Starting at around 9:30 pm this past Saturday my little streak of bad luck started with me taking a rare run on our treadmill. The only way I can be convinced to run on a thing like that is to watch some TV at the same time. There is no TV in the room with the treadmill, but a ladder, on which I genius-like placed my beautiful Macbook (the silver Apple-laptop) to watch some Seinfeld. 15 minutes into the show some vibration of my feet hammering this running-machine made the ladder tremble and my poor little Mac fell down, screen broken. I don’t mind being unlucky, but if it’s because of my own stupidity, I have a hard time forgiving myself.The next morning, Sunday, Feb 15, I took the train to Giessen, a small town about one hour North-East of Frankfurt, for a so-called “soloist’s portrait” before having to play both Saint-Saens concertion Tuesday.

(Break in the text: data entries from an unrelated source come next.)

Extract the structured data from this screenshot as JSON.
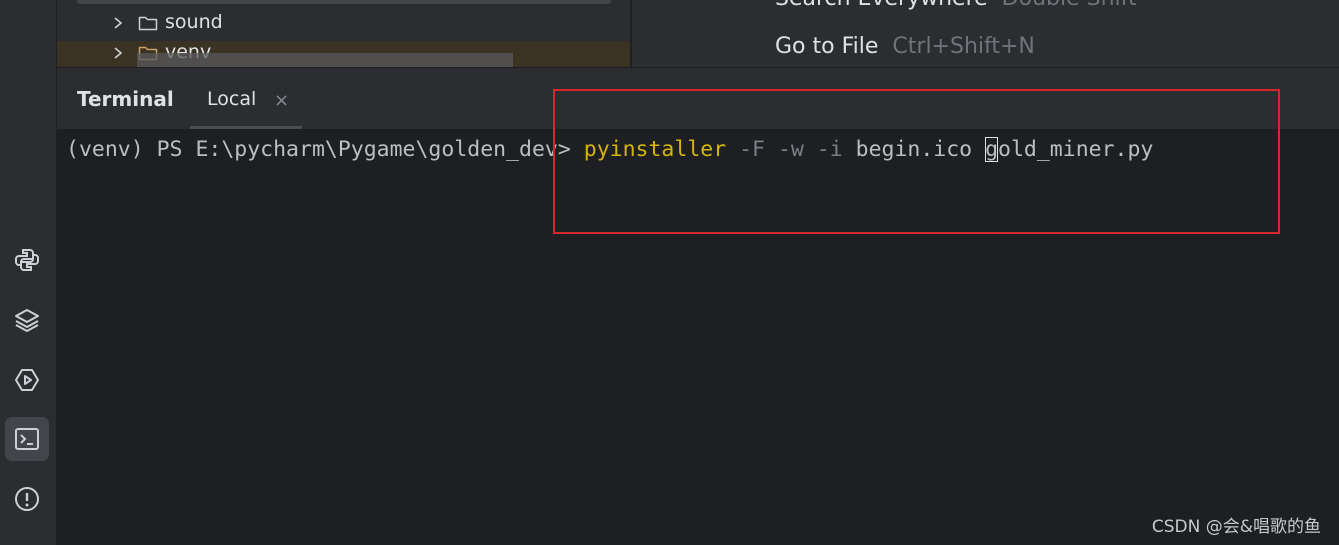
{
  "project_tree": {
    "rows": [
      {
        "name": "sound",
        "type": "folder"
      },
      {
        "name": "venv",
        "type": "folder"
      }
    ]
  },
  "welcome_hints": [
    {
      "action": "Search Everywhere",
      "shortcut": "Double Shift"
    },
    {
      "action": "Go to File",
      "shortcut": "Ctrl+Shift+N"
    }
  ],
  "terminal": {
    "title": "Terminal",
    "tab_label": "Local",
    "tab_close": "×",
    "prompt": "(venv) PS E:\\pycharm\\Pygame\\golden_dev> ",
    "exe": "pyinstaller",
    "flags": "-F -w -i",
    "arg_ico": "begin.ico",
    "caret_char": "g",
    "arg_rest": "old_miner.py"
  },
  "tool_strip": {
    "icons": [
      "python-console-icon",
      "layers-icon",
      "services-icon",
      "terminal-icon",
      "problems-icon"
    ],
    "active": "terminal-icon"
  },
  "colors": {
    "annotation": "#d9262d",
    "command_exe": "#d5b40a"
  },
  "watermark": "CSDN @会&唱歌的鱼"
}
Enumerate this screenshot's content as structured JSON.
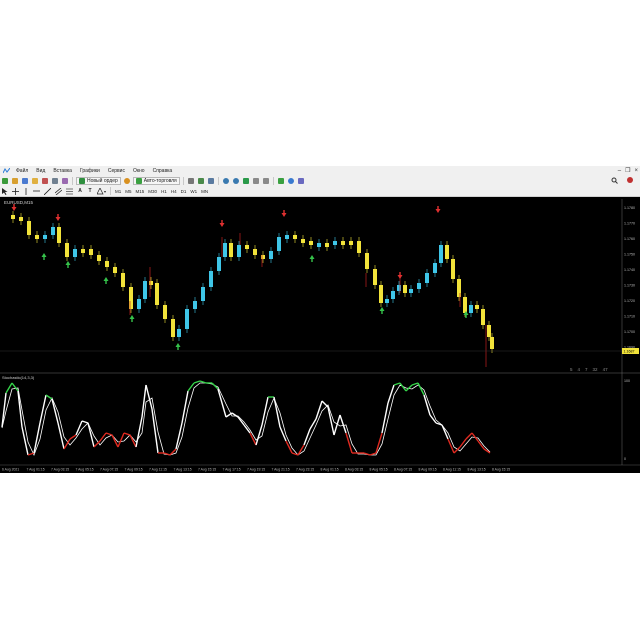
{
  "menu": {
    "items": [
      "Файл",
      "Вид",
      "Вставка",
      "Графики",
      "Сервис",
      "Окно",
      "Справка"
    ]
  },
  "toolbar": {
    "new_order_label": "Новый ордер",
    "autotrading_label": "Авто-торговля",
    "timeframes": [
      "M1",
      "M5",
      "M15",
      "M30",
      "H1",
      "H4",
      "D1",
      "W1",
      "MN"
    ]
  },
  "chart": {
    "symbol_label": "EURUSD,M15",
    "indicator_label": "Stochastic(14,3,3)",
    "price_ticks": [
      "1.1780",
      "1.1770",
      "1.1760",
      "1.1750",
      "1.1740",
      "1.1730",
      "1.1720",
      "1.1710",
      "1.1700",
      "1.1690"
    ],
    "current_price": "1.1687",
    "osc_ticks": [
      "100",
      "0"
    ],
    "time_labels": [
      "6 Aug 2021",
      "7 Aug 01:15",
      "7 Aug 03:15",
      "7 Aug 05:15",
      "7 Aug 07:15",
      "7 Aug 09:15",
      "7 Aug 11:15",
      "7 Aug 13:15",
      "7 Aug 15:15",
      "7 Aug 17:15",
      "7 Aug 19:15",
      "7 Aug 21:15",
      "7 Aug 23:15",
      "8 Aug 01:15",
      "8 Aug 03:15",
      "8 Aug 05:15",
      "8 Aug 07:15",
      "8 Aug 09:15",
      "8 Aug 11:15",
      "8 Aug 13:15",
      "8 Aug 15:15"
    ],
    "colors": {
      "bull": "#3fc6e8",
      "bear": "#f2e33a",
      "arrow_up": "#35c24a",
      "arrow_down": "#e03030",
      "osc_up": "#35d44a",
      "osc_down": "#e02a20",
      "signal": "#ffffff"
    }
  },
  "bottom_tabs": [
    "5",
    "4",
    "7",
    "32",
    "47"
  ]
}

I arrived there at 2 pm, warmed up at one of the dressing rooms until the conductor Carlos Spierer, and old friend of mine and the “host” of this portrait, picked me up shortly before 3 pm. Both of us were rather distracted about the public conversation we had to lead that both of us didn’t really realize that we left the door of this room open. My brand-new blackberry laid openly on one of the desks, backpack and suitcase as well as the cello case with substitute bow in another corner of that room.